2. **Medusa Configurations (Colored Dots):**
* **Trend:** As the number of candidates increases (from 16 to 112), the data points move **up and to the right** along the memory bandwidth diagonal.
* **Operational Intensity Shift:** Moves from $\approx 13$ FLOP/Byte (16 candidates) to $\approx 60$ FLOP/Byte (112 candidates).
* **Performance Shift:** Moves from $\approx 8$T FLOP/s to nearly **100T FLOP/s**.
* **Efficiency:** All Medusa points track closely to the blue dashed line (1,935 GB/s), indicating that these operations are highly optimized for memory bandwidth but remain memory-bound (as they have not reached the horizontal red line).

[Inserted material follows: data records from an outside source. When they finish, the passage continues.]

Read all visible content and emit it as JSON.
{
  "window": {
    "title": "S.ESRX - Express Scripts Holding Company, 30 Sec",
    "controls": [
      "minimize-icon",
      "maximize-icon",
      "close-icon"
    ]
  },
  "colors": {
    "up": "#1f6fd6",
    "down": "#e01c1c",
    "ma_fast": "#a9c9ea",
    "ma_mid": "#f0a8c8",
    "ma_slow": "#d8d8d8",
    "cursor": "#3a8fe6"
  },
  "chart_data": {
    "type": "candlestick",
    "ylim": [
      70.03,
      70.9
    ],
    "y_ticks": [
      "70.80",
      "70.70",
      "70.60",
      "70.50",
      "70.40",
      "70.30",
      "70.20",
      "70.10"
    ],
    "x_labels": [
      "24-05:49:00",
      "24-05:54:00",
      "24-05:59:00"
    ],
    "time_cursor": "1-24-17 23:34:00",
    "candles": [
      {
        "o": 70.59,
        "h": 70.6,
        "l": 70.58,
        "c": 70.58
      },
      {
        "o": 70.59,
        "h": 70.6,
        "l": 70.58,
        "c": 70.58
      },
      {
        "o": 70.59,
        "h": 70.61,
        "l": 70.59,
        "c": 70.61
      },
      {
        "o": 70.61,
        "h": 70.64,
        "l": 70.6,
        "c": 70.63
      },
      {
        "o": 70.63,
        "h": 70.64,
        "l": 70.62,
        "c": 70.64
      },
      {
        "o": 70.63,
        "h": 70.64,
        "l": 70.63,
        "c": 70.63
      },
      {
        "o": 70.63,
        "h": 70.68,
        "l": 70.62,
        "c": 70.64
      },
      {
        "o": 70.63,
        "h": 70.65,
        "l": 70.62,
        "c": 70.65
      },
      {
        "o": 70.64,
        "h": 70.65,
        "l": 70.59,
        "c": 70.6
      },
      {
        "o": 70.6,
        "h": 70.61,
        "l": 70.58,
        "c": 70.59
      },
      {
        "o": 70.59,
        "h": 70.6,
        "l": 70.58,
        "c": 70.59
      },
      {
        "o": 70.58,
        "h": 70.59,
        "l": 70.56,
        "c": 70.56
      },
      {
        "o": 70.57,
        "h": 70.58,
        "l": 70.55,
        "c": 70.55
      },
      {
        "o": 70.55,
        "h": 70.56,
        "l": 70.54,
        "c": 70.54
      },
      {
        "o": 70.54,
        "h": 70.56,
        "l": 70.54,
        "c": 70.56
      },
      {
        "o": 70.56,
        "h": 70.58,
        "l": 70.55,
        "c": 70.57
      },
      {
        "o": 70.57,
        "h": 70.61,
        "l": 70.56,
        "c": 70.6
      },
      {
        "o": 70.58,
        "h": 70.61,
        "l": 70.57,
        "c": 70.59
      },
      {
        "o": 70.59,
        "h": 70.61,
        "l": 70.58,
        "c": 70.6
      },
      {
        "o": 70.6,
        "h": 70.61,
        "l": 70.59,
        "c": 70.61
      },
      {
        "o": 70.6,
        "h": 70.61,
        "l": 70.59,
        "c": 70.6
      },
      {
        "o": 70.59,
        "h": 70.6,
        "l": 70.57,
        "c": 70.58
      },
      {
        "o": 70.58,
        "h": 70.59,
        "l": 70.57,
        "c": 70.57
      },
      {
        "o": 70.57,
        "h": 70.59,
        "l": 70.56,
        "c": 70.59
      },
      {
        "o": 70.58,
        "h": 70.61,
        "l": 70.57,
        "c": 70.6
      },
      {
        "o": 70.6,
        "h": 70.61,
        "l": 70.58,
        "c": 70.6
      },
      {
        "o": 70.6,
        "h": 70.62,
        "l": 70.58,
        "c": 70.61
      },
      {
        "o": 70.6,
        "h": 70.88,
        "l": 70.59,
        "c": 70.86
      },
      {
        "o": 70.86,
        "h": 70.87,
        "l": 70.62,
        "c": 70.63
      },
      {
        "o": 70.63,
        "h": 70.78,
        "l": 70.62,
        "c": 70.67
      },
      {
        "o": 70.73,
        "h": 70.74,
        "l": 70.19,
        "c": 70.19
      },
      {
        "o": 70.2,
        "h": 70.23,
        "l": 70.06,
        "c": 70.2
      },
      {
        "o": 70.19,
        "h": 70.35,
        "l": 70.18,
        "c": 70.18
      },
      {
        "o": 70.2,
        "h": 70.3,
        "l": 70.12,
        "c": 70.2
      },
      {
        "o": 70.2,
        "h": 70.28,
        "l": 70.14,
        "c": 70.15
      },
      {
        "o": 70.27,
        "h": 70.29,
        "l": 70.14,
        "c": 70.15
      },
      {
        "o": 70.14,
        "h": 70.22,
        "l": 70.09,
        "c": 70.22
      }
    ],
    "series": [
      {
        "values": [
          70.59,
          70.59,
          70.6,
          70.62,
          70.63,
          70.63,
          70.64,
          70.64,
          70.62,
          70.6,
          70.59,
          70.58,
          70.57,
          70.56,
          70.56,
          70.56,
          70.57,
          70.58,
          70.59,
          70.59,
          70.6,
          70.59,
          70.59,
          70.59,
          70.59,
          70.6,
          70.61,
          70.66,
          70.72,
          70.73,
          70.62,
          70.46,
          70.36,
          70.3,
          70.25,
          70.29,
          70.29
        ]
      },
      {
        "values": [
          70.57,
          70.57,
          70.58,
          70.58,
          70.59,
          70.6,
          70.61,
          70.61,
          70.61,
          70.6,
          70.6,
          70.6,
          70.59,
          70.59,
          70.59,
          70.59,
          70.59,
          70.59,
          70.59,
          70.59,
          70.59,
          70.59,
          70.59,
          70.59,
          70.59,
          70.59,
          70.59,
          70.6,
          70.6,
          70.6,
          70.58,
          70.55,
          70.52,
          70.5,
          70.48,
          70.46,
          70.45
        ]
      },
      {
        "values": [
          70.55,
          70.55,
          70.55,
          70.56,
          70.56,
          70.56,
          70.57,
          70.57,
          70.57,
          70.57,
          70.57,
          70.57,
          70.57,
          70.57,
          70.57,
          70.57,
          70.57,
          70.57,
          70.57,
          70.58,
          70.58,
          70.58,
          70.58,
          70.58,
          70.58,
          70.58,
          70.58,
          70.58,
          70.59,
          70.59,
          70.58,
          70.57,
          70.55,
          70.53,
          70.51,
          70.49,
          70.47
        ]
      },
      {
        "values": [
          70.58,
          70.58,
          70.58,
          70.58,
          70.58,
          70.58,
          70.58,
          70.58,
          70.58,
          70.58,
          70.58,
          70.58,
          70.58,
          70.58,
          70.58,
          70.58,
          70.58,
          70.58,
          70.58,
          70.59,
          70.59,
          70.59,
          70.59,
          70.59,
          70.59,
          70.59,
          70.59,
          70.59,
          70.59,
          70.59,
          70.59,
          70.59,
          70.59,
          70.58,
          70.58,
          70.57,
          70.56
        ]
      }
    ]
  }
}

### Summary Table of Extracted Data (Approximate Values)
| Configuration | Color | Approx. Op. Intensity (FLOP/Byte) | Approx. Performance (FLOP/s) |
| :--- | :--- | :--- | :--- |
| **qk/pv ar** | Grey | 1 | 0.5T - 1.5T |
| **Medusa 16** | Orange | 13 - 15 | 8T - 20T |
| **Medusa 32** | Light Orange | 22 - 28 | 15T - 35T |
| **Medusa 48** | Salmon | 30 - 35 | 25T - 50T |
| **Medusa 64** | Pink | 38 - 42 | 35T - 60T |
| **Medusa 80** | Deep Pink | 45 - 50 | 45T - 70T |
| **Medusa 96** | Purple | 52 - 58 | 55T - 80T |
| **Medusa 112** | Dark Purple | 60 - 65 | 65T - 90T |
## 5. Conclusion
The chart demonstrates that the Medusa optimization significantly increases the operational intensity of the Llama 33B model compared to standard autoregressive decoding. By increasing the number of candidates, the system achieves higher FLOP/s by moving further up the memory bandwidth limit line, though even at 112 candidates, the workload remains memory-bound on the A100 80GB PCIe.